Masalah yang berhubungan dengan
kuantitas
Jumlah
anak-anak yang perlu mendapat pendidikan makin lama makin bertambah banyak.
Sehingga sekolah tidak mampu menampung seluruhnya. Misalnya untuk tahun 1973
jumlah anak usia 7-12 tahun ada 20,7 juta. Sedang murid SD 13,6 juta. Jadi
berarti baru sekitar 57% dari jumlah
anak-anak umur 7-12 tahun yang tertampung di SD.
Demikian
pula, dari lulusan SD tidak semua dapat tertampung di SMP dan selanjutnya.

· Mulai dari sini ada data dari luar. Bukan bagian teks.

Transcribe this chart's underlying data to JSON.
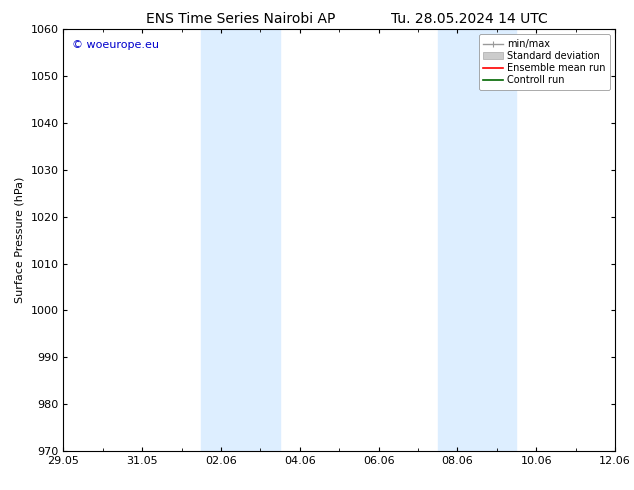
{
  "title_left": "ENS Time Series Nairobi AP",
  "title_right": "Tu. 28.05.2024 14 UTC",
  "ylabel": "Surface Pressure (hPa)",
  "ylim": [
    970,
    1060
  ],
  "yticks": [
    970,
    980,
    990,
    1000,
    1010,
    1020,
    1030,
    1040,
    1050,
    1060
  ],
  "x_start_days": 0,
  "x_end_days": 14,
  "xtick_labels": [
    "29.05",
    "31.05",
    "02.06",
    "04.06",
    "06.06",
    "08.06",
    "10.06",
    "12.06"
  ],
  "xtick_positions": [
    0,
    2,
    4,
    6,
    8,
    10,
    12,
    14
  ],
  "shaded_bands": [
    {
      "x_start": 3.5,
      "x_end": 5.5
    },
    {
      "x_start": 9.5,
      "x_end": 11.5
    }
  ],
  "shaded_color": "#ddeeff",
  "watermark_text": "© woeurope.eu",
  "watermark_color": "#0000cc",
  "legend_entries": [
    {
      "label": "min/max",
      "color": "#999999",
      "lw": 1.0
    },
    {
      "label": "Standard deviation",
      "color": "#cccccc",
      "lw": 5
    },
    {
      "label": "Ensemble mean run",
      "color": "#ff0000",
      "lw": 1.2
    },
    {
      "label": "Controll run",
      "color": "#006600",
      "lw": 1.2
    }
  ],
  "bg_color": "#ffffff",
  "title_fontsize": 10,
  "ylabel_fontsize": 8,
  "tick_fontsize": 8,
  "legend_fontsize": 7,
  "watermark_fontsize": 8
}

Untuk meningkatkan daya tamping ini, telah banyak usaha-usaha yang telah
dilakukan pemerintah misalnya pembangunan gedung-gedung sekolah yang baru
melalui dana Inpres, penambahan ruang-ruang belajar, pengangkatan guru-guru
Inpres dsb. Dari usaha-usaha ini maka diharapkan bahwapada akhir pelita dua SD
telah dapat menampung 85% anak umur 7-12
tahun masuk SD.
Tetapi
sementara itu anak-anak yang membutuhkan sekolah makin berlipat ganda karena
laju pertumbuhan penduduk yang sangat cepat yaitu antara 2,5 sampai 3% setiap
tahunnya. Mengingat dana yang terbatas maka penambahan penyediaan fasilitas
belajar merupakan masalah yang berat bagi pemerintah.
b.
Masalah yang berhubungan dengan kualitas
Disamping
pemerintah menghadapi masalah bagaimana sekolah dapat menampung anak-anak usia
sekolah sebanyak-banyaknya, maka masalah kwalitas pun merupakan masalah yang
harus dipecahkan pula. Sudah lama dikeluhkan bahwa mutu pendidikan kita
merosot. Kemerosostan ini terbukti dari beberapa kenyataan berikut:
-
Keluhan-keluhan dari sekolah yang lebih
tinggi terhadap lulusan dari tingkat sekolah yang lebih rendah. Misalnya: SMP
mengeluh terhadap SD, SMA mengeluh terhadap lulusan SMP, dan Perguruan Tinggi
mengeluh terhadap lulusan SMA.
-
Banyaknya “drop-out” atau putus sekolah.
-
Keluhan tentang makin sukarnya
perusahaan-perusahaan atau kantor-kantor memperoleh calon-calon pegawai yang
sesuai dengan standard yang telah ditetapkan.
Menyadari
akan hal ini, maka telah banyak pula usaha yang telah dilakukan pemerintah
antara lain: melengkapi sekolah-sekolah dengan buku pelajaran yang kita kenal
dengan buku paket ; perpustakaan sekolah ; alat-alat pelajaran ; penataran guru
dan sebagainya. Di samping itu pemerintah juga meningkatkan kegiatan supervisi
sekolah yang dilakukan oleh pemilik-pemilik sekolah.
Walaupun
demikian, masalah kwalitas ini masih memerlukan perhatian dan pemecahan masalah
yang serius mengingat terbatasnya dana yang tersedia disbanding dengan
banyaknya sekolah yang harus dibina, serta luasnya wilayah pembinaan yang
berbagai ragam keadaannya.
c.
Masalah relevansi pendidikan dengan
kebutuhan pembangunan
Di
muka dikatakan bahwa pendidikan adalah sarana untuk berhasilnya pembangunan.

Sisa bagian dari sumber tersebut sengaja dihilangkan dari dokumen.